Johannes Kardinaal Willebrands - 1 december 1974
De bestaande banden tussen de christelijke liturgie en de joodse liturgie moeten in herinnering worden gebracht. De levensgemeenschap in de dienst van God en van de mensheid door de liefde tot God, zoals zo'n dienst zich verwezenlijkt in de liturgie, is een kenmerk zowel van de joodse liturgie als van de christelijke. Voor de joods-christelijke betrekkingen is het nodig de gemeenschappelijke elementen van het liturgisch leven te leren kennen (formulieren, feesten, riten, enz.) waarbij de bijbel een wezenlijke plaats inneemt.
Hierbij zal men trachten beter te begrijpen, dat alles wat in het Oude Testament is vervat een eigen en duurzame waarde behoudt Vgl. 2e Vaticaans Concilie, Constitutie, Over de Goddelijke openbaring, Dei Verbum (18 nov 1965), 14-15, daar deze waarde niet mag worden vergeten bij de verdere interpretatie van het Nieuwe Testament, dat weliswaar het Oude Testament zijn vollediger betekenis heeft gegeven, terwijl omgekeerd het Nieuwe Testament van het Oude Testament licht en verklaring ontvangt Vgl. 2e Vaticaans Concilie, Constitutie, Over de Goddelijke openbaring, Dei Verbum (18 nov 1965), 16. Dit is van des te meer belang wanneer de liturgische vernieuwing de christenen steeds meer in contact brengt met de teksten van het Oude Testament.

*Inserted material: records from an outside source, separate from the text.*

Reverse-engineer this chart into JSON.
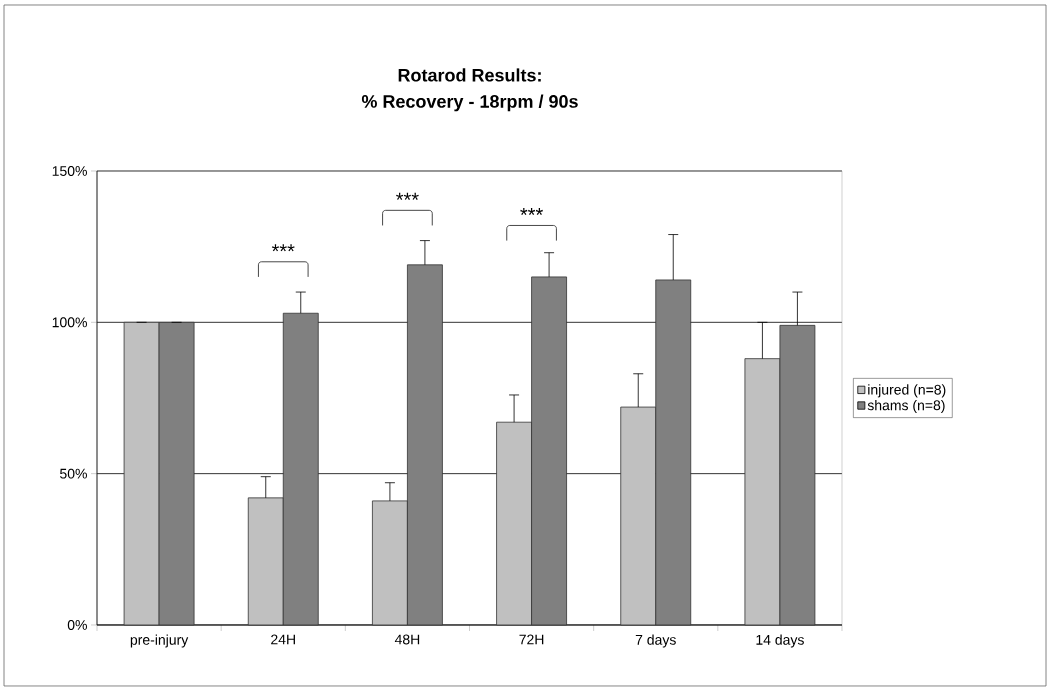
{
  "chart_data": {
    "type": "bar",
    "title": "Rotarod Results:",
    "subtitle": "% Recovery - 18rpm / 90s",
    "categories": [
      "pre-injury",
      "24H",
      "48H",
      "72H",
      "7 days",
      "14 days"
    ],
    "series": [
      {
        "name": "injured (n=8)",
        "color": "#c0c0c0",
        "values": [
          100,
          42,
          41,
          67,
          72,
          88
        ],
        "errors": [
          null,
          7,
          6,
          9,
          11,
          12
        ]
      },
      {
        "name": "shams (n=8)",
        "color": "#808080",
        "values": [
          100,
          103,
          119,
          115,
          114,
          99
        ],
        "errors": [
          null,
          7,
          8,
          8,
          15,
          11
        ]
      }
    ],
    "ylim": [
      0,
      150
    ],
    "yticks": [
      {
        "value": 0,
        "label": "0%"
      },
      {
        "value": 50,
        "label": "50%"
      },
      {
        "value": 100,
        "label": "100%"
      },
      {
        "value": 150,
        "label": "150%"
      }
    ],
    "grid": "y",
    "legend": "right",
    "annotations": [
      "***",
      "***",
      "***"
    ]
  }
}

Bij het commentariëren van de Bijbelse teksten zal men zonder de oorspronkelijke elementen van het christendom op enige wijze te minimaliseren, de continuïteit van ons geloof in betrekking met dat van het oude verbond in het licht van de beloften moeten doen uitkomen. Wij geloven dat deze beloften zich hebben verwezenlijkt met de eerste komst van Christus; maar ook dat wij werkelijk nog in afwachting zijn van hun volmaakte vervulling, welke zal worden verwezenlijkt met zijn glorievolle wederkomst op het einde der tijden. Met het oog op de liturgische lezingen moet in de homilie hierop een juiste verklaring worden gegeven, vooral wanneer dusdanige stukken worden behandeld die het joodse volk als zodanig in een ongunstig licht schijnen te stellen. Hierbij zal men trachten hét christelijke volk op een zodanige wijze te onderrichten, dat dit alle teksten in hun juiste zin begrijpt en in hun betekenis voor de gelovigen van deze tijd.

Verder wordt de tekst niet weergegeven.